As Mitty listened to his neighbor’s story about Zaphne, he thought about his two nephews back in Manitowoc who were only a few years younger than Zaphne, and he confessed to himself that he was fearful about what kind of world his generation would pass on to them.
“Sorry to not pay more attention to my two best customers,” said the bookstore owner as he pulled up a chair. “I couldn’t help but hear what you were talking about.”
“So do you find yourself feeling afraid?” asked Michael.
“I do,” Bernie answered, “but you know me. My mind always goes back into history and the first thing I thought about was how FDR responded to fear. In fact, I wrote some of his first inaugural speech down so I can remember it.”
“You mean the ‘all we have to fear is fear itself’ speech?” asked Michael.

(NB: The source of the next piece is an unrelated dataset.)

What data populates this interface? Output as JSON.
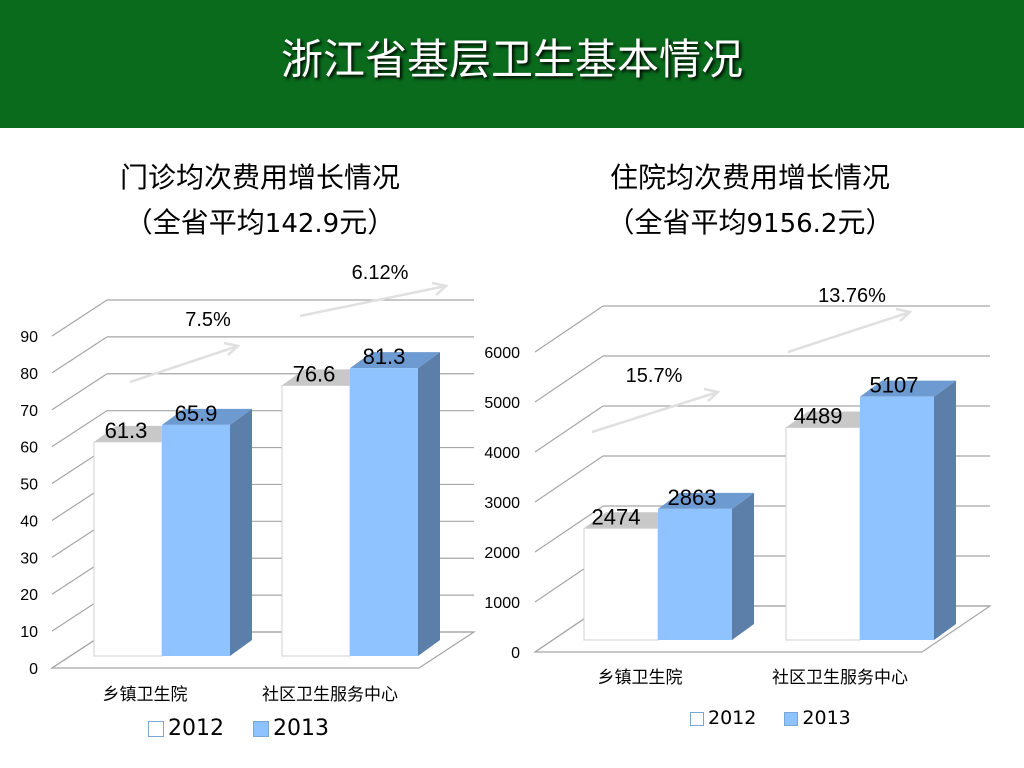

“Right,” Bernie answered but before he could launch into his rendition of FDR, Fr. Bob Sullivan walked in, smiled at his fellow Poplar Parkers and sat down at the table.
“No cappuccino today,” the Franciscan said to Bernie. “It’s Lent. Have to fast and pray.”
Michael shook his head and laughed as the bookstore owner hustled off to get the coffee.
“So what world problem are you three solving?”
“Fear,” Mitty replied.
Fr. Sullivan was just about to say something when Bernie delivered the coffee and immediately launched into what Roosevelt said to Americans during the darkest days of the Great Depression.
“I am certain that my fellow Americans expect that … I will address them with a candor and a decision which the present situation of our people impel. This is preeminently the time to speak the truth, the whole truth, frankly and boldly. Nor need we shrink from honestly facing conditions in our country today. This great Nation will endure as it has endured, will revive and will prosper. So, first of all, let me assert my firm belief that the only thing we have to fear is fear itself — nameless, unreasoning, unjustified terror which paralyzes needed efforts to convert retreat into advance.”
“It sure speaks to our situation,” said Michael with a sigh.
“Except for one thing,” Bernie responded. “Two sentences later Roosevelt said, ‘In such a spirit on my part and on yours we face our common difficulties. They concern, thank God, only material things.”
Bernie paused and he added his own commentary. “I’m afraid our nation’s main problem isn’t material.”
“I agree,” said Fr. Sullivan. “And it reminds me of a story Thich Nat Hahn told.”
“The Buddhist monk?” asked Pastor Walt.
The Christian monk nodded. “He said that when the boat people — the ones fleeing Vietnam as the war was ending — when they got out into the open sea and the big waves, some of the boats tipped over and people drowned.”
Michael, Mitty and Bernie leaned forward waiting for Fr. Bob to finish the story.
“And he said it wasn’t the waves that tipped the boats. It was because the waves frightened the people in the boat, and because they panicked, they were the ones who, tipped the boat over and drowned. It wasn’t the waves outside of them. It was how they responded on the inside.”
That night as Pastor Walt was getting ready for bed, he looked in the mirror in his bathroom and noticed he still had some of the Ash Wednesday smudge left on his forehead. “No getting around it,” he said to himself. “We’re mortal and that means we’re vulnerable and that means that sometimes we’ll get scared. So how do we keep our little boat from tipping when the waves seem so overpowering?”